SIMON: And when the stock market crash occurred in 1929, he used his own fortune to save the company and specifically jobs for employees.

Prof. ASCOLI: Well, he saved the company before, actually. In 1922, when there was a recession in America and Sears was in danger of going under, he gave the company $5 million of his own money and bought the land on which the Sears Roebuck plant stood, west of Chicago.

SIMON: He had advice about how to give his money away. From the first, he thought he had to have a philosophy. Right? Not just open an envelope and say, well, that sounds like a good program.

Prof. ASCOLI: That's right. He was really influenced very strongly by his Rabbi, Emil Hirsch, who was the great reform rabbi of his generation. And Hirsch really had a social conscience and believed that it was imperative for people of wealth to give back to society and to do so in a thoughtful manner. And Hirsch became really only the first of a series of advisers, including Jane Adams, Booker T. Washington.

And you can see by the end - certainly by the end of his life and probably many years before that, he comes forward as one of the most progressive Americans with regard to African-Americans, because he truly believed that blacks and whites were equal and should be treated as equal in America. And in the Jim Crow era of the '20s and '30s, this was regarded as positively crazy.

SIMON: And what did those 5,000 schools do?

Prof. ASCOLI: The 5,000 schools were built in rural areas. There were opportunities for African-Americans in cities, but in rural areas the opportunities were really small. And these schools gave generations of African-American children the chance at an education. They lasted all the way up until the civil rights era of the '60s.

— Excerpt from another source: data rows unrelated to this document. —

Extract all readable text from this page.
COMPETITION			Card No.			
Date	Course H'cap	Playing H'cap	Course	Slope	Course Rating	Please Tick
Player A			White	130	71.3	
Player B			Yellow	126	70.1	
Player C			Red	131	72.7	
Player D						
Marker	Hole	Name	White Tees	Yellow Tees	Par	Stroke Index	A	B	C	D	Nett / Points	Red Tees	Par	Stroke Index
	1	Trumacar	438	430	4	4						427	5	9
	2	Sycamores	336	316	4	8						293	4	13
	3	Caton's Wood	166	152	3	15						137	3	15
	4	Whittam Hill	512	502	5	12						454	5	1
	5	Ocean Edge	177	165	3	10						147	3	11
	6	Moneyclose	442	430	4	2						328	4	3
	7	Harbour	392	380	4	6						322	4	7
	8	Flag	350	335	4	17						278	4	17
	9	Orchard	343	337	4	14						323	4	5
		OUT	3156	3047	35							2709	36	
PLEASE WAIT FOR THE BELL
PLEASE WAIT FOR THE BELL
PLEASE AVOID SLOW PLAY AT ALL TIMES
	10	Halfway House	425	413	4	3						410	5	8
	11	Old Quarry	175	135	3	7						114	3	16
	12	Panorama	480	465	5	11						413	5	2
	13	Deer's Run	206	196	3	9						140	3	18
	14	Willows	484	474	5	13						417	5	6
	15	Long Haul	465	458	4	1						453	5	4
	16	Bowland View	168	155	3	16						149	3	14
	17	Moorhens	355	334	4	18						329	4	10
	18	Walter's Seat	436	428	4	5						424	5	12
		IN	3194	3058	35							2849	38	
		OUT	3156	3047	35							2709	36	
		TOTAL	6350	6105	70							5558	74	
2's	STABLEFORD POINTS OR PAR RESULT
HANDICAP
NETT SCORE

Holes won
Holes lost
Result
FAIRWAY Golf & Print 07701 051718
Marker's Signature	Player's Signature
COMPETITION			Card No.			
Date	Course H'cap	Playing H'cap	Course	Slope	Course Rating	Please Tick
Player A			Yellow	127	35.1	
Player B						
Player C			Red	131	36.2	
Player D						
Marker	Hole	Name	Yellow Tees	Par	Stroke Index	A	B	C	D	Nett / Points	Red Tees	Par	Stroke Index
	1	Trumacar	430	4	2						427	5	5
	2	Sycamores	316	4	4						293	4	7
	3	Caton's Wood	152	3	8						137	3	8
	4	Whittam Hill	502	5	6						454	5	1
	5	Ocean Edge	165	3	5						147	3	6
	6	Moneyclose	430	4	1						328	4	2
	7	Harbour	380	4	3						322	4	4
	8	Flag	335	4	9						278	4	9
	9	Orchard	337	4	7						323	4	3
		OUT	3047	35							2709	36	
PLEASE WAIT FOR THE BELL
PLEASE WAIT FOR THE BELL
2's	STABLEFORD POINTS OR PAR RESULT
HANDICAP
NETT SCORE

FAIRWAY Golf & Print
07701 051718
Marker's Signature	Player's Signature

SIMON: There were newspapers who - newspapers in New York, it must be said, as opposed to Chicago, where they called him Citizen Rosenwald - who said that it should not be forgotten that he might be a generous philanthropist, but that he had gotten rich by - in their judgment - underpaying his employees, women specifically.

Prof. ASCOLI: Yes, he was accused of that. And he paid his lowest paid female employees a very small amount of money. But that was the going rate that was also used by Marshall Fields department store and other similar businesses. He was a businessman first and foremost. He was also very generous in the causes that he believed in.

SIMON: What would his fortune be worth today?

Prof. ASCOLI: He had a fortune which before the stock market crash was estimated at $200 million, which would be over $1 billion in today's money.

SIMON: An inevitable question is, there's a Ford Foundation today, there's a Rockefeller Foundation today; it must be noted they're among the people that give to National Public Radio. Why is there no Julius Rosenwald fund today?

Prof. ASCOLI: Julius Rosenwald was trying to avoid what he considered the evils of bureaucracy. He felt that the ideas for which the foundation had been established would be superceded as time went on, and that it was more important to spend - really to spend the money while you were alive.

SIMON: Can I get you to speak as his grandson as opposed to the historian for a moment?

Prof. ASCOLI: Yes, except that I never knew him. So that makes it a little bit difficult.

SIMON: Do you wish his name was on a few more things? Do you wish the - I must say, because one of the reasons we did this interview is - I mean, as a Chicagoan, I had some knowledge of the name. But you know, you could make the argument that he was perhaps was the most influential American that a lot of people haven't heard of.

Prof. ASCOLI: I think that that's absolutely true. I think, as his biographer, I would have wished that his name had been on more things. But he wasn't that kind of man. He really was a self-effacing man. So yes, I wish he had been recognized. But I wrote the book so that people would learn who this really interesting man was.

SIMON: Peter Ascoli's new book is Julius Rosenwald: The Man Who Built Sears, Roebuck and Advanced the Cause of Black Education in the American South.

Peter Ascoli, thanks very much for being with us.

Prof. ASCOLI: Thank you, Scott.

SIMON: An excerpt is on our Web site.